How rental income tax works – and why Section 24 matters
1. The Basics: How Does Rental Income Tax Work in the UK?
Anyone renting out a property in the United Kingdom must pay tax on their rental profit.
This profit is calculated by subtracting expenses such as maintenance, insurance, and management costs from your rental income.
You then pay Income Tax on what remains.
Until 2017, landlords were allowed to fully deduct their mortgage interest. This meant only the actual profit was taxed — similar to what Dutch investors are used to.
2. What Changed with Section 24?
With Section 24 of the Finance Act 2015, the UK government abolished the mortgage interest deduction.
The goal was to make the housing market fairer between homeowners and landlords.
Since 2020, private landlords must pay tax on gross rental profits — before mortgage interest.
After that, they only receive a 20% tax credit on the interest paid.
For higher-rate taxpayers (40% or 45%), this results in a substantial increase in the overall tax burden.
3. Who Pays Which Tax?
Private Landlords (in their own name)
As a Dutch national owning property in the UK, you fall under UK Income Tax.
Tax rates for 2024 / 2025:
| Tax Band | Annual Income | Rate |
| Personal Allowance | up to £12,570 | 0% |
| Basic Rate | £12,571 – £50,270 | 20% |
| Higher Rate | £50,271 – £125,140 | 40% |
| Additional Rate | above £125,140 | 45% |
The first £12,570 is tax-free (the personal allowance), provided you are UK tax-resident for your rental income.
4. Example (Personal Ownership)
You receive £20,000 in rent, pay £8,000 in interest, and £2,000 in other costs.
- Taxable income before interest: £18,000
- Income tax at 20%: £3,600
- Section 24 tax credit: 20% × £8,000 = £1,600
- Net tax: £3,600 – £1,600 = £2,000
For basic-rate taxpayers, the change has little effect, but for higher earners, taxes are significantly higher than before 2015.
5. Investing Through a UK Limited Company
A Limited Company (Ltd) pays Corporation Tax on its profits after deducting all expenses, including interest.
A company has no tax-free allowance; profits are taxable from the first pound.
| Annual Profit | Corporation Tax Rate |
| Up to £50,000 | 19% |
| £50,001 – £250,000 | Marginal rate (rising) |
| Above £250,000 | 25% |
All mortgage interest is fully deductible.
You only pay Dividend Tax (8.75%–39.35%) if you withdraw profits, but many investors reinvest profits into new projects.
| Structure | Allowance | Tax From | Key Note |
| Private (individual) | £12,570 | Above that amount | Section 24 applies |
| Ltd (company) | None | From £1 profit | Interest fully deductible |
6. The Netherlands–UK Double Taxation Treaty
The treaty prevents double taxation:
- The UK taxes income from UK property.
- The Netherlands grants an exemption (with progression), meaning the income affects your overall rate but is not taxed again.

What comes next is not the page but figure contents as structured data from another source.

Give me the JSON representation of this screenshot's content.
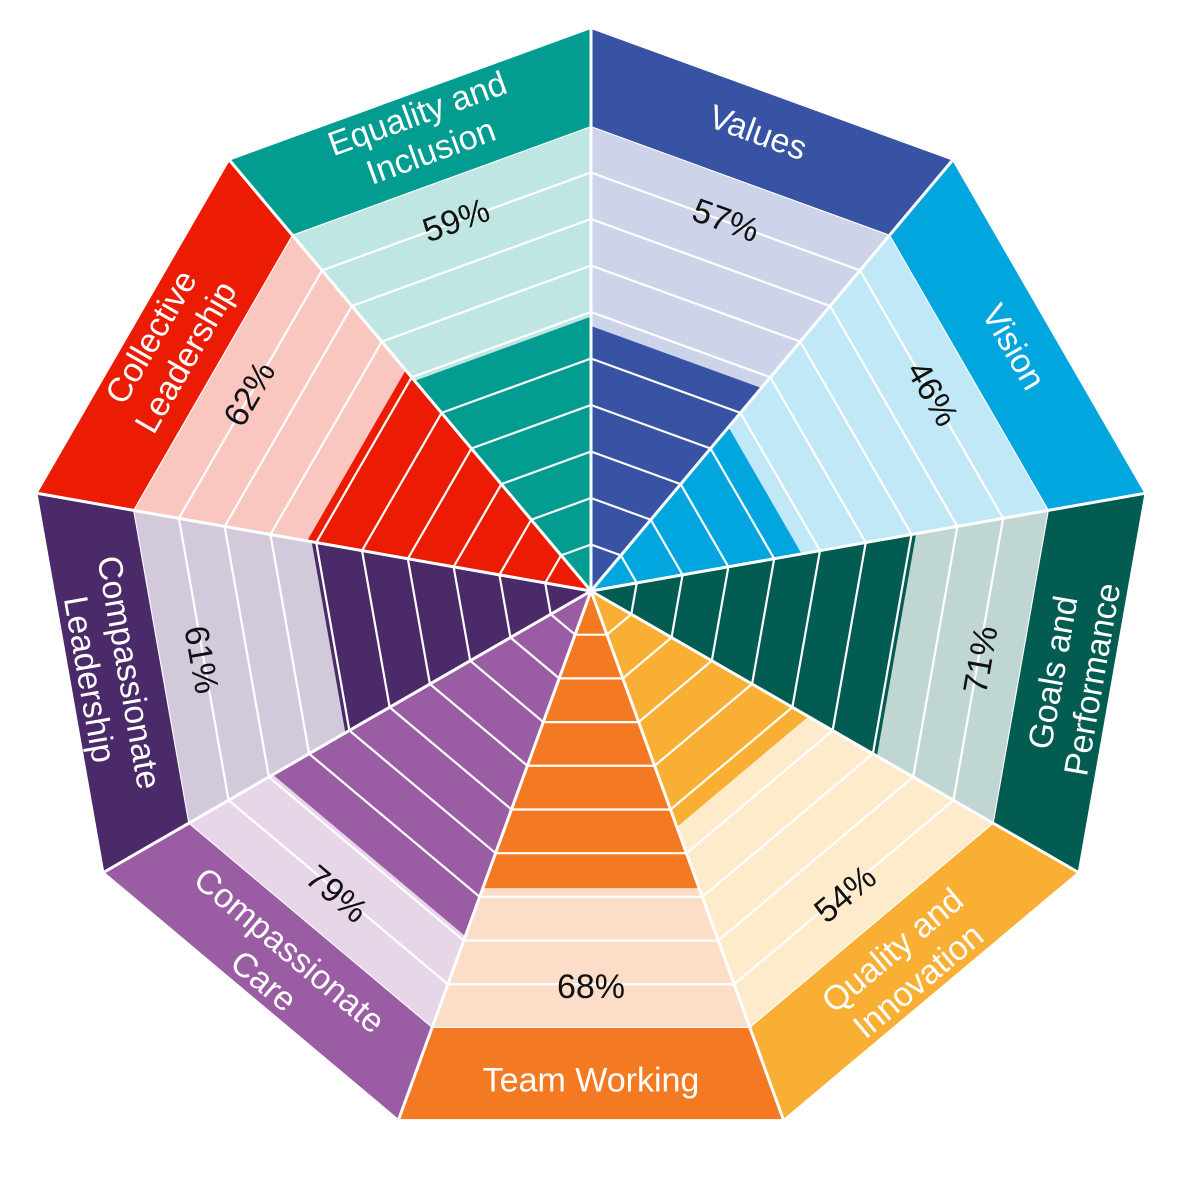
{
  "chart_data": {
    "type": "radial-segmented",
    "title": "",
    "max_value": 100,
    "bands": 10,
    "segments": [
      {
        "label_lines": [
          "Values"
        ],
        "value": 57,
        "value_label": "57%",
        "color": "#3852A4",
        "light": "#CDD3E9"
      },
      {
        "label_lines": [
          "Vision"
        ],
        "value": 46,
        "value_label": "46%",
        "color": "#02A6DE",
        "light": "#C0E8F6"
      },
      {
        "label_lines": [
          "Goals and",
          "Performance"
        ],
        "value": 71,
        "value_label": "71%",
        "color": "#025C52",
        "light": "#BFD6D3"
      },
      {
        "label_lines": [
          "Quality and",
          "Innovation"
        ],
        "value": 54,
        "value_label": "54%",
        "color": "#F9AE34",
        "light": "#FEEBCC"
      },
      {
        "label_lines": [
          "Team Working"
        ],
        "value": 68,
        "value_label": "68%",
        "color": "#F37A23",
        "light": "#FCDDC8"
      },
      {
        "label_lines": [
          "Compassionate",
          "Care"
        ],
        "value": 79,
        "value_label": "79%",
        "color": "#9A5DA4",
        "light": "#E6D6E8"
      },
      {
        "label_lines": [
          "Compassionate",
          "Leadership"
        ],
        "value": 61,
        "value_label": "61%",
        "color": "#4B2A6A",
        "light": "#D2CADA"
      },
      {
        "label_lines": [
          "Collective",
          "Leadership"
        ],
        "value": 62,
        "value_label": "62%",
        "color": "#EC1C04",
        "light": "#FAC6C0"
      },
      {
        "label_lines": [
          "Equality and",
          "Inclusion"
        ],
        "value": 59,
        "value_label": "59%",
        "color": "#039C90",
        "light": "#C0E6E3"
      }
    ]
  }
}
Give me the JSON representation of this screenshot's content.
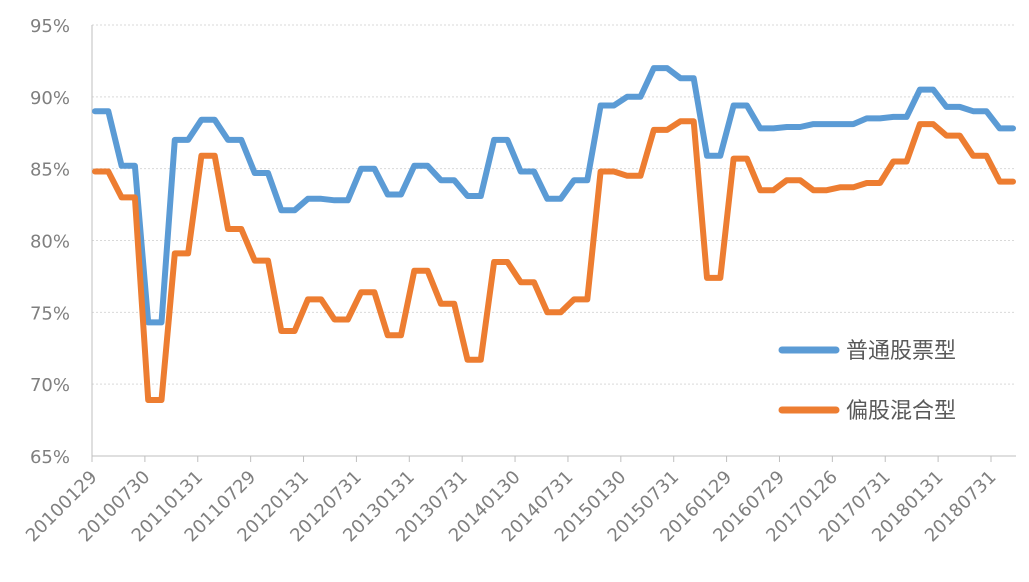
{
  "chart_data": {
    "type": "line",
    "title": "",
    "xlabel": "",
    "ylabel": "",
    "ylim": [
      0.65,
      0.95
    ],
    "yticks": [
      "95%",
      "90%",
      "85%",
      "80%",
      "75%",
      "70%",
      "65%"
    ],
    "grid": true,
    "legend_position": "right",
    "x_tick_labels": [
      "20100129",
      "20100730",
      "20110131",
      "20110729",
      "20120131",
      "20120731",
      "20130131",
      "20130731",
      "20140130",
      "20140731",
      "20150130",
      "20150731",
      "20160129",
      "20160729",
      "20170126",
      "20170731",
      "20180131",
      "20180731"
    ],
    "series": [
      {
        "name": "普通股票型",
        "color": "#5b9bd5",
        "values": [
          0.89,
          0.89,
          0.852,
          0.852,
          0.743,
          0.743,
          0.87,
          0.87,
          0.884,
          0.884,
          0.87,
          0.87,
          0.847,
          0.847,
          0.821,
          0.821,
          0.829,
          0.829,
          0.828,
          0.828,
          0.85,
          0.85,
          0.832,
          0.832,
          0.852,
          0.852,
          0.842,
          0.842,
          0.831,
          0.831,
          0.87,
          0.87,
          0.848,
          0.848,
          0.829,
          0.829,
          0.842,
          0.842,
          0.894,
          0.894,
          0.9,
          0.9,
          0.92,
          0.92,
          0.913,
          0.913,
          0.859,
          0.859,
          0.894,
          0.894,
          0.878,
          0.878,
          0.879,
          0.879,
          0.881,
          0.881,
          0.881,
          0.881,
          0.885,
          0.885,
          0.886,
          0.886,
          0.905,
          0.905,
          0.893,
          0.893,
          0.89,
          0.89,
          0.878,
          0.878
        ]
      },
      {
        "name": "偏股混合型",
        "color": "#ed7d31",
        "values": [
          0.848,
          0.848,
          0.83,
          0.83,
          0.689,
          0.689,
          0.791,
          0.791,
          0.859,
          0.859,
          0.808,
          0.808,
          0.786,
          0.786,
          0.737,
          0.737,
          0.759,
          0.759,
          0.745,
          0.745,
          0.764,
          0.764,
          0.734,
          0.734,
          0.779,
          0.779,
          0.756,
          0.756,
          0.717,
          0.717,
          0.785,
          0.785,
          0.771,
          0.771,
          0.75,
          0.75,
          0.759,
          0.759,
          0.848,
          0.848,
          0.845,
          0.845,
          0.877,
          0.877,
          0.883,
          0.883,
          0.774,
          0.774,
          0.857,
          0.857,
          0.835,
          0.835,
          0.842,
          0.842,
          0.835,
          0.835,
          0.837,
          0.837,
          0.84,
          0.84,
          0.855,
          0.855,
          0.881,
          0.881,
          0.873,
          0.873,
          0.859,
          0.859,
          0.841,
          0.841
        ]
      }
    ]
  }
}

In the Netherlands, UK property typically falls under Box 3 (assets), which often reduces the overall advantage of a small portfolio.
7. Cash Flow Impact of Section 24
Because Section 24 taxes gross rental income, your net cash flow can drop significantly.
In a Ltd structure, the process is fairer: you first deduct costs and interest, then pay tax on what’s left.
That’s why more and more foreign investors are choosing a Ltd structure or investing through experienced partners in established projects.
8. Summary by Structure
| Situation | Type of Tax | Tax Base | Rate | Key Point |
| Private (NL investor) | Income Tax (UK) | Rent before interest (20% credit) | 20–45% | Section 24 limits interest deduction |
| Ltd (UK company) | Corporation Tax (UK) | Profit after interest | 19–25% | Interest fully deductible |
| Dividend distribution | Dividend Tax | Distributed profit | 8.75–39.35% | Reinvesting avoids extra tax |
| Dutch return | Box 3 / exemption | Assets | Depends on treaty | No double taxation |
9. Conclusion: Small Portfolios Rarely Attractive
For Dutch investors owning one or two UK rental properties, the tax benefit is usually limited.
Your property is taxed in Box 3 in the Netherlands, while you also pay UK income tax, which is higher due to Section 24.
The result: lower-than-expected net returns.
A better alternative is to:
- Build your own portfolio through a UK Limited Company, where interest remains fully deductible and profits can be efficiently reinvested; or
- Partner with an experienced investor or developer to earn passive returns — often up to 10% per year — without handling the tax and operational complexities yourself.
This way, you can take advantage of opportunities in the UK property market without getting trapped by complicated tax rules.
Disclaimer
This text is intended solely for informational and educational purposes.
We are not tax advisers or financial planners.
The content is based on the real-world experiences of international investors and should not be regarded as personal financial advice.